CompilerIf #PB_Compiler_Unicode = 0
CompilerError "Requires compiling as unicode."
CompilerEndIf
Procedure.s _Chr(v.i) ;return a proper surrogate pair for unicode values outside the BMP (Basic Multilingual Plane)
Protected high, low
If v < $10000
ProcedureReturn Chr(v)
Else
;calculate surrogate pair of unicode codepoints to represent value in UTF-16
v - $10000
high = v / $400 + $D800 ;high/lead surrogate value
low = v % $400 + $DC00 ;low/tail surrogate value
ProcedureReturn Chr(high) + Chr(low)
EndIf
EndProcedure
Macro Chr(v = 0)
_Chr(v)
EndMacro
Procedure _Asc(u$) ;return a proper codepoint value for a UTF-16 surrogate pair
Protected *u = @u$, high = PeekU(*u), low
Select high
Case 0 To $D7FF, $DC00 To $FFFF ;includes range for low surrogate value ($DC00 to $DFFF)
ProcedureReturn high ;return value as is (may be an unmatched low surrogate value)
Case $D800 To $DBFF
low = PeekU(*u + SizeOf(Unicode))
If low & $DC00 = $DC00 ;low >= $DC00 And low <= $DFFF
ProcedureReturn (high - $D800) * $400 + (low - $DC00) + $10000 ;return decoded surrogate pair
EndIf
ProcedureReturn high ;an unmatched high surrogate value, return value as is
EndSelect
EndProcedure
Macro Asc(u = "")
_Asc(u)
EndMacro
CompilerIf #PB_Compiler_IsMainFile
;Sample range of values starting at the low end of the Unicode BMP (Basic Multilingual Plane)
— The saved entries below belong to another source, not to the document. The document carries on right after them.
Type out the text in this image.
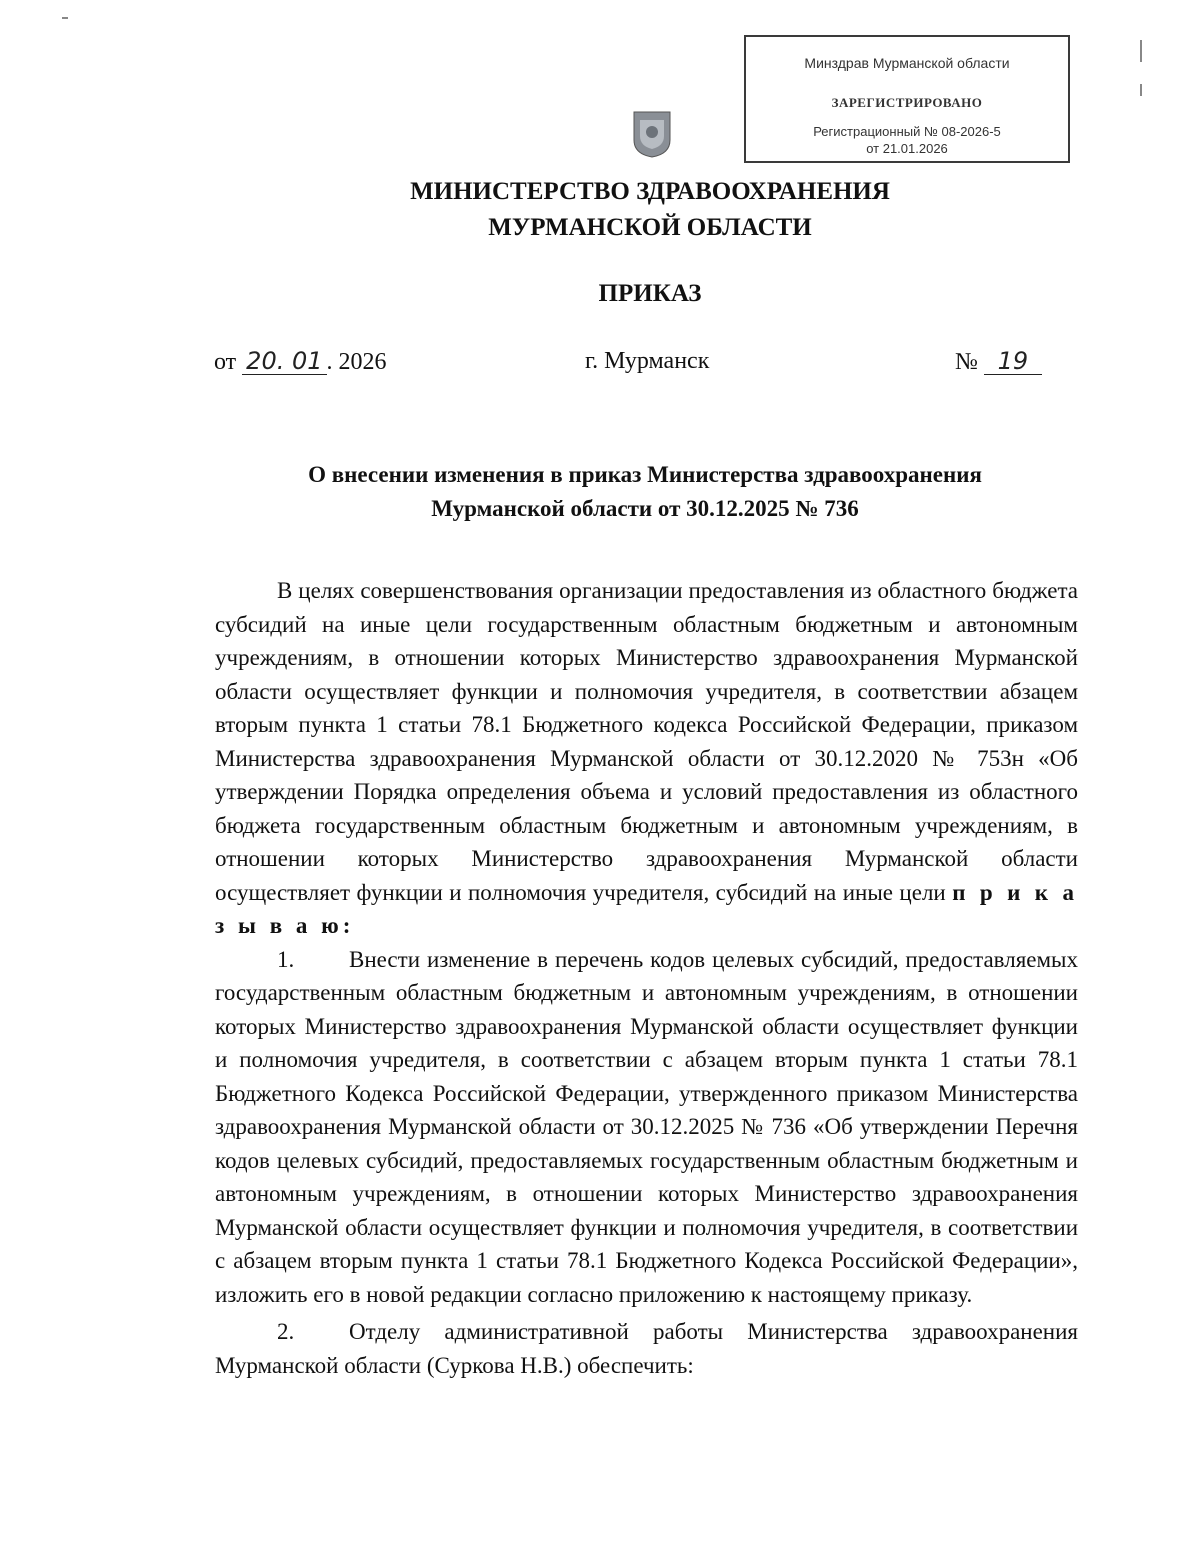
Минздрав Мурманской области
ЗАРЕГИСТРИРОВАНО
Регистрационный № 08-2026-5
от 21.01.2026
МИНИСТЕРСТВО ЗДРАВООХРАНЕНИЯ
МУРМАНСКОЙ ОБЛАСТИ
ПРИКАЗ
от 20. 01 . 2026	г. Мурманск	№ 19
О внесении изменения в приказ Министерства здравоохранения
Мурманской области от 30.12.2025 № 736

В целях совершенствования организации предоставления из областного бюджета субсидий на иные цели государственным областным бюджетным и автономным учреждениям, в отношении которых Министерство здравоохранения Мурманской области осуществляет функции и полномочия учредителя, в соответствии абзацем вторым пункта 1 статьи 78.1 Бюджетного кодекса Российской Федерации, приказом Министерства здравоохранения Мурманской области от 30.12.2020 № 753н «Об утверждении Порядка определения объема и условий предоставления из областного бюджета государственным областным бюджетным и автономным учреждениям, в отношении которых Министерство здравоохранения Мурманской области осуществляет функции и полномочия учредителя, субсидий на иные цели п р и к а з ы в а ю:

1. Внести изменение в перечень кодов целевых субсидий, предоставляемых государственным областным бюджетным и автономным учреждениям, в отношении которых Министерство здравоохранения Мурманской области осуществляет функции и полномочия учредителя, в соответствии с абзацем вторым пункта 1 статьи 78.1 Бюджетного Кодекса Российской Федерации, утвержденного приказом Министерства здравоохранения Мурманской области от 30.12.2025 № 736 «Об утверждении Перечня кодов целевых субсидий, предоставляемых государственным областным бюджетным и автономным учреждениям, в отношении которых Министерство здравоохранения Мурманской области осуществляет функции и полномочия учредителя, в соответствии с абзацем вторым пункта 1 статьи 78.1 Бюджетного Кодекса Российской Федерации», изложить его в новой редакции согласно приложению к настоящему приказу.

2. Отделу административной работы Министерства здравоохранения Мурманской области (Суркова Н.В.) обеспечить:
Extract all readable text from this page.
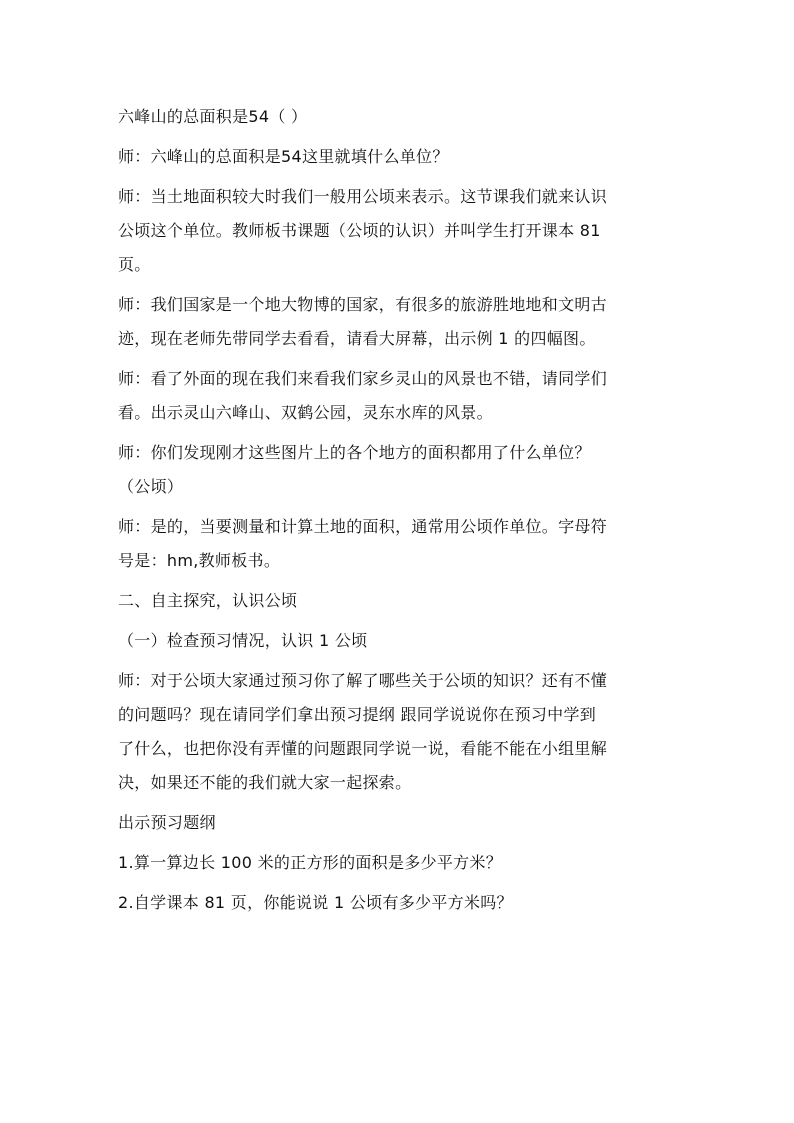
六峰山的总面积是54（ ）
师：六峰山的总面积是54这里就填什么单位？
师：当土地面积较大时我们一般用公顷来表示。这节课我们就来认识
公顷这个单位。教师板书课题（公顷的认识）并叫学生打开课本 81
页。
师：我们国家是一个地大物博的国家，有很多的旅游胜地地和文明古
迹，现在老师先带同学去看看，请看大屏幕，出示例 1 的四幅图。
师：看了外面的现在我们来看我们家乡灵山的风景也不错，请同学们
看。出示灵山六峰山、双鹤公园，灵东水库的风景。
师：你们发现刚才这些图片上的各个地方的面积都用了什么单位？
（公顷）
师：是的，当要测量和计算土地的面积，通常用公顷作单位。字母符
号是：hm,教师板书。
二、自主探究，认识公顷
（一）检查预习情况，认识 1 公顷
师：对于公顷大家通过预习你了解了哪些关于公顷的知识？还有不懂
的问题吗？现在请同学们拿出预习提纲 跟同学说说你在预习中学到
了什么，也把你没有弄懂的问题跟同学说一说，看能不能在小组里解
决，如果还不能的我们就大家一起探索。
出示预习题纲
1.算一算边长 100 米的正方形的面积是多少平方米？
2.自学课本 81 页，你能说说 1 公顷有多少平方米吗？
;and moving through the high/low surrogate pairs and ending at the start of SMP (Supplemental Multilingual Plane).
Define i, m$, d
For i = $0 To $11000
m$ = Chr(i)
d = Asc(m$)
Debug "$" + Hex(i) + "; Asc: " + Hex(d) + " Chr: " + m$
Next
CompilerEndIf
@Edit2: Added the full URL to this thread to the source code.